Loi d’atténuation du timbre en fonction de la distance
Si vous entendez en plein air un orchestre au lointain, vous percevrez en premier les basses. Puis en vous rapprochant, vous entendrez le médium puis en dernier une fois proche de la source les aigus. Ce phénomène vient du fait que chaque fréquence en fonction de la relation qui la lie à la vitesse de propagation du son et de la longueur d’onde, arrivera plus ou moins vite jusqu’à votre oreille.
Suivant votre distance de la source sonore, le timbre se trouve altéré et la notion d’éloignement s’associe bien plus à un « déficit » en aigus qu’à une réelle décroissance de l’intensité du signal. Un son éloigné se reconnaît ainsi par son timbre.
La saturation et la distorsion
Quand on effectue les mesures d’efficacité d’un amplificateur, par exemple, on mesure la distorsion harmonique totale (D.H.T). Cela indique le « degré » de déformation du signal audio entré pour une puissance de sortie donnée. Cette valeur est exprimée en « % » et représente la quantité d’informations indésirables (fréquences harmoniques du signal, bruit, parasites, etc.) qui s’ajoutent au signal en sortie de l’appareil. Plus la valeur est élevée, moins bon est l’appareil, bien entendu. Toutefois, les musiciens y trouvent parfois « leur bonheur »… : les guitaristes sont ainsi friands du jeu saturé et de l’utilisation de la pédale de distorsion. Si l’on injecte un signal sinusoïdal dans un appareil à un niveau supérieur à celui qu’il peut « encaisser », on va saturer l’entrée et créer une distorsion musicale : l’énergie perdue en amplitude va se transformer en composants harmoniques supplémentaires qui enrichiront le timbre. (Fig 4). L’exemple de la figure 4 montre le résultat, avec un signal sinusoïdal en entrée. Si on applique un signal complexe, le gain en richesse du timbre sera d’autant plus important.
Les incidences du timbre sur le niveau du signal
Nous avons vu plus haut que si l’on déplaçait les zones d’énergie d’un signal vers la zone sensible de l’oreille, on avait l’impression de percevoir un signal plus intense. Mais… lorsque nous allons jouer sur les correcteurs de tonalité de nos tranches de consoles, nous allons ajouter ou retrancher de l’énergie cette fois-ci, réelle sur le plan électrique, ce qui aura un effet certain sur le niveau du signal diffusé. Il faudra donc être vigilant au niveau du gain d’entrée de la tranche, qu’il pourra être utile de retoucher, afin d’éviter de saturer. D’une certaine manière, on pourra aussi considérer qu’à l’opposé, on pourra « rapprocher » un son dans le mixage en augmentant simplement un peu le niveau de l’un des correcteurs (de préférence, plutôt dans le médium-aigu…)

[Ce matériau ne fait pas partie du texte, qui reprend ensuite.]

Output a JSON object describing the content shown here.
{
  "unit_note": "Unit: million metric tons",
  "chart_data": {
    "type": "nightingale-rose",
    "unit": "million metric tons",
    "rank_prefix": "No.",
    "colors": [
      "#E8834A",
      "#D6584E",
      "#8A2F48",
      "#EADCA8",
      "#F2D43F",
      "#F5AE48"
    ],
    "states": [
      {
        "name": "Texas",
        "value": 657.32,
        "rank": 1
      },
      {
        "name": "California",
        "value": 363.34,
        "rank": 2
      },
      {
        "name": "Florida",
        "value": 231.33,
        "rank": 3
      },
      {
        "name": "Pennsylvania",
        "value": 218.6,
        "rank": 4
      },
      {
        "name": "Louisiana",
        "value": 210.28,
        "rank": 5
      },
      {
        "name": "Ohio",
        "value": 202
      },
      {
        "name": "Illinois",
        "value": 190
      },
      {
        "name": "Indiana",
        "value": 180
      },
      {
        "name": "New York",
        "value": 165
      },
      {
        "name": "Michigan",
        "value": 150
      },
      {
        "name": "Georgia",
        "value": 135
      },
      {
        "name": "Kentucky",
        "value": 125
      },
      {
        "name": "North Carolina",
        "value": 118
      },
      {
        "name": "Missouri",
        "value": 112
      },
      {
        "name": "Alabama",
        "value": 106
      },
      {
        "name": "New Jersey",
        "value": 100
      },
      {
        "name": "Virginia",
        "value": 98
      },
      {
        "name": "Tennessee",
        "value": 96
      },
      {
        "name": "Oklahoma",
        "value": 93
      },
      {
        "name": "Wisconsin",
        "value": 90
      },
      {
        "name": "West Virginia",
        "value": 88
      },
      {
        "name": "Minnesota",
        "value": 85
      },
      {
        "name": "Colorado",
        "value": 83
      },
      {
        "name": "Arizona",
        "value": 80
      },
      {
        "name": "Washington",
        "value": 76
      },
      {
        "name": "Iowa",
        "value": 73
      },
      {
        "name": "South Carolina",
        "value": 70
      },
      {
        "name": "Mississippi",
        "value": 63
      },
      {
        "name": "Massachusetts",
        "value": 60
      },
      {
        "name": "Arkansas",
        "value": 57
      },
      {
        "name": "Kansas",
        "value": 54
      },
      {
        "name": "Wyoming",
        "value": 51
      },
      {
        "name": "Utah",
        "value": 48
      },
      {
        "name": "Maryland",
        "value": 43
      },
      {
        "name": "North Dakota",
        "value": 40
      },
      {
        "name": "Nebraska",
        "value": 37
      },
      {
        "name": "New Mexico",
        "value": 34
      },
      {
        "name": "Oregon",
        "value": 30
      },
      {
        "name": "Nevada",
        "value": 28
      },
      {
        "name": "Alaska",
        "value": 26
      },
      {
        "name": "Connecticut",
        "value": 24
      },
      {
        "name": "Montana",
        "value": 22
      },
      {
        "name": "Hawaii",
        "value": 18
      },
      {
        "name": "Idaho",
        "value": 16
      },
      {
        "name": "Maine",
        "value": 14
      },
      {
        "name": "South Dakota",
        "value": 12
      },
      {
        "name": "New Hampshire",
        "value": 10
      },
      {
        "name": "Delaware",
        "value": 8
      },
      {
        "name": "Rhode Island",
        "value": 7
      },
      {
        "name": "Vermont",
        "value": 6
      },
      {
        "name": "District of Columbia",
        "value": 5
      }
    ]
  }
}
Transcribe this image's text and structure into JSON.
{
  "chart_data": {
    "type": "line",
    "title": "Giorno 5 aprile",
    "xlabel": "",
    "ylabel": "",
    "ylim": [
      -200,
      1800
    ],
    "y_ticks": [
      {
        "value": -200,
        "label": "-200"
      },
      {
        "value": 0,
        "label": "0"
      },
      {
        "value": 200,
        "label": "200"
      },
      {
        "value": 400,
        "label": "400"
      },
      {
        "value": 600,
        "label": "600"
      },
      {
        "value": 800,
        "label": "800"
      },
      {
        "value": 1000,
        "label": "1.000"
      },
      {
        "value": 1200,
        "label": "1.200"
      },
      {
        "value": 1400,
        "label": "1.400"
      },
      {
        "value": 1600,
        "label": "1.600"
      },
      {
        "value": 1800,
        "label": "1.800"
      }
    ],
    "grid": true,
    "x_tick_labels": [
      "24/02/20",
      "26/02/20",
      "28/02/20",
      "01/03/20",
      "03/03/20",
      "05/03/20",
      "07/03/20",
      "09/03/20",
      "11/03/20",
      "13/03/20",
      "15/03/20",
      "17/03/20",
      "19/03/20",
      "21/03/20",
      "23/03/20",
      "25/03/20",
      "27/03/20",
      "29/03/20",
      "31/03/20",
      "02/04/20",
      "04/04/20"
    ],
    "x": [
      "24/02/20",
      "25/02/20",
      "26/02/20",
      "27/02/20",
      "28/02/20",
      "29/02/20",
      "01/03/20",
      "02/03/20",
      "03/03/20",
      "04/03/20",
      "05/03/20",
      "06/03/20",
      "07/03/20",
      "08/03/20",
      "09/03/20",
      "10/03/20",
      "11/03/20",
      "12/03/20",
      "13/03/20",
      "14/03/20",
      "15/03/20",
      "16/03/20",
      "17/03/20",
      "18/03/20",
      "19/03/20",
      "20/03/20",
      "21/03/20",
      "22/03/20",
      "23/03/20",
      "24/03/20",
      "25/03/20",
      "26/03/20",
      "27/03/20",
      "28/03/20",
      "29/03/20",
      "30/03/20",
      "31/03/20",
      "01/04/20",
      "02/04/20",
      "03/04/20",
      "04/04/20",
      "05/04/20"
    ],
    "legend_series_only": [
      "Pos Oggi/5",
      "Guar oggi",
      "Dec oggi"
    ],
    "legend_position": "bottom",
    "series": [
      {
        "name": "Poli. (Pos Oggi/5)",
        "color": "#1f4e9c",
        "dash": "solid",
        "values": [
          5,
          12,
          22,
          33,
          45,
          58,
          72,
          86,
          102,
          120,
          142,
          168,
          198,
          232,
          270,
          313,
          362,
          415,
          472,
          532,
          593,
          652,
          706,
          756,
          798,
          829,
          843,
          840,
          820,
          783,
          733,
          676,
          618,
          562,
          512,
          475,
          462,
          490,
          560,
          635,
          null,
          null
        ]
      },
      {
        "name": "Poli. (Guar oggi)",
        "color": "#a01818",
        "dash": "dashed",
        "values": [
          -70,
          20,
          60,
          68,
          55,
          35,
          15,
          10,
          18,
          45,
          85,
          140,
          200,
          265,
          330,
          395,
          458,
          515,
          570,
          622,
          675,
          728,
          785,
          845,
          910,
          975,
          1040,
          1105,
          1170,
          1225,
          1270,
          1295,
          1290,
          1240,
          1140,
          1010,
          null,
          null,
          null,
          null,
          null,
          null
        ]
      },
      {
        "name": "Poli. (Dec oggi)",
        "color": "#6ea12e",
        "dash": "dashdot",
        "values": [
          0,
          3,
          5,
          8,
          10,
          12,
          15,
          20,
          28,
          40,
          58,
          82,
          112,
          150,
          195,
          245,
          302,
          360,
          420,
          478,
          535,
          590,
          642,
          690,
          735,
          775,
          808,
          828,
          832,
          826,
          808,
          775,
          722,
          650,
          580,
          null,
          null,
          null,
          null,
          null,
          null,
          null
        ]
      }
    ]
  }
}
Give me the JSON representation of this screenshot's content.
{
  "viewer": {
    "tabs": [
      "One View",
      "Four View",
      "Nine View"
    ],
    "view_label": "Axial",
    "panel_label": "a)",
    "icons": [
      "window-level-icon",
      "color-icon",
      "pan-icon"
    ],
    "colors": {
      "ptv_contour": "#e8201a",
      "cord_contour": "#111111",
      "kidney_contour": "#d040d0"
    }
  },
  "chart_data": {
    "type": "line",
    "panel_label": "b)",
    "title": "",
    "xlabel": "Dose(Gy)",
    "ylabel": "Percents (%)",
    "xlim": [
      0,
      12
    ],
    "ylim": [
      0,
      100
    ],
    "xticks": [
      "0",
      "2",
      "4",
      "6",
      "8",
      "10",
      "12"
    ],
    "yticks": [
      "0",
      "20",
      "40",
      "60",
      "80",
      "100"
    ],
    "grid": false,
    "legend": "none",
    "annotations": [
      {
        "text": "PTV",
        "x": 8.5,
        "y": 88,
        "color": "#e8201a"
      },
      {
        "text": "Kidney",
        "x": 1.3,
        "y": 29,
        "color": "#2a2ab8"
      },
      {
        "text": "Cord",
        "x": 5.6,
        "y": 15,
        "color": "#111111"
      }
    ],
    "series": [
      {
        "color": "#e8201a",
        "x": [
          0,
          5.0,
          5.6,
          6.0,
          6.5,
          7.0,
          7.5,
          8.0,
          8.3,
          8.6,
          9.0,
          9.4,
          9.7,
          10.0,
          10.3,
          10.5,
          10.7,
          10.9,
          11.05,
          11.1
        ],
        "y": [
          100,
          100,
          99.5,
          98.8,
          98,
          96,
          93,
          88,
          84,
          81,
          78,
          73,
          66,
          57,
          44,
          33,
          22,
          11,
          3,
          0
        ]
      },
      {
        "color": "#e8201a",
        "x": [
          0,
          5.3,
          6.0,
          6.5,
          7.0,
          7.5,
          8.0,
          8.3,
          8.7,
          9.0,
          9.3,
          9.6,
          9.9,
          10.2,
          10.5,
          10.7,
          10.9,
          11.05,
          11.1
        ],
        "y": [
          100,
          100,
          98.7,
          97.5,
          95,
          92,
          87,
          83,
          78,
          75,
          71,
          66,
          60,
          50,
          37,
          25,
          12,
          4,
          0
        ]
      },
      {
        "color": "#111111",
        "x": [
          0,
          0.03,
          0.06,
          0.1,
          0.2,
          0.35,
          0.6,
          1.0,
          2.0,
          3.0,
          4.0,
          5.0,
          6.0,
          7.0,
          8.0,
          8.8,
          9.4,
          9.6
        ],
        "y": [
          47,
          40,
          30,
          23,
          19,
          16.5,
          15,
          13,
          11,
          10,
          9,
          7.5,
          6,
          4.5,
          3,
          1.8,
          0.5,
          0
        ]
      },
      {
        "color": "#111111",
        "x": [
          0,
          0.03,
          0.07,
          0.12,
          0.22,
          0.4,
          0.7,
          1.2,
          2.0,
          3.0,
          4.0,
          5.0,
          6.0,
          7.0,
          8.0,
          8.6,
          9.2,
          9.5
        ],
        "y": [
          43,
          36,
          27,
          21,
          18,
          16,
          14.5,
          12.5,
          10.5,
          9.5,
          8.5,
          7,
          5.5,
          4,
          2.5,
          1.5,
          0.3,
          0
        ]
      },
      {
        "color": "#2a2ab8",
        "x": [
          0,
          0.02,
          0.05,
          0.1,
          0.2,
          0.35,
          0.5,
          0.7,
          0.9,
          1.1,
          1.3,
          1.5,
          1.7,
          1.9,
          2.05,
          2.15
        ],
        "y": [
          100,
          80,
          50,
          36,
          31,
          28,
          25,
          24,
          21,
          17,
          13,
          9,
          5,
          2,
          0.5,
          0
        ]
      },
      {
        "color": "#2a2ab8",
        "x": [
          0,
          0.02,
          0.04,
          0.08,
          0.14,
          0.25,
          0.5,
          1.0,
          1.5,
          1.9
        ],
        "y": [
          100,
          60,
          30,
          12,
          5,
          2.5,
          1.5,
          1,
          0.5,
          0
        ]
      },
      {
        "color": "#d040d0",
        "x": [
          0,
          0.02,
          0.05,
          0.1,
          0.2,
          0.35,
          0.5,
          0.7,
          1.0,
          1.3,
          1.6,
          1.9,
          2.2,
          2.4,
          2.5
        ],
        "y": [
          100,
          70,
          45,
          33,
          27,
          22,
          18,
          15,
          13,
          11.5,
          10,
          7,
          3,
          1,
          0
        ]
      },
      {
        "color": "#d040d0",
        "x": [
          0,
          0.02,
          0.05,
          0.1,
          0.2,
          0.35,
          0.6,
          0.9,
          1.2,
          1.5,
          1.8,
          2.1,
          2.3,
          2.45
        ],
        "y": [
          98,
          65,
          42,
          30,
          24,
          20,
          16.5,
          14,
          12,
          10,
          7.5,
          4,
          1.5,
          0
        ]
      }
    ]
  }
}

Modification de la perception du timbre liée à la distance
Comme nous venons de le dire, on peut rapprocher un signal dans un mixage en lui ajoutant un peu d’aigus. Tout simplement, parce que comme nous l’avons dit précédemment, les fréquences des harmoniques aiguës s’amortiront plus vite. On peut donc en déduire qu’une source éloignée aura un timbre plus sourd qu’une source équivalente, à proximité. Nous venons donc de mettre en évidence une manière de mixer qui favorisera la véracité en jouant sur les timbres plutôt que sur les niveaux : les premiers plans seront plus « brillants » et les arrière-plans plus sourds. La véracité du mixage y gagnera en conservant une homogénéité sonore que le simple fait d’agir sur les faders n’aurait pas permis.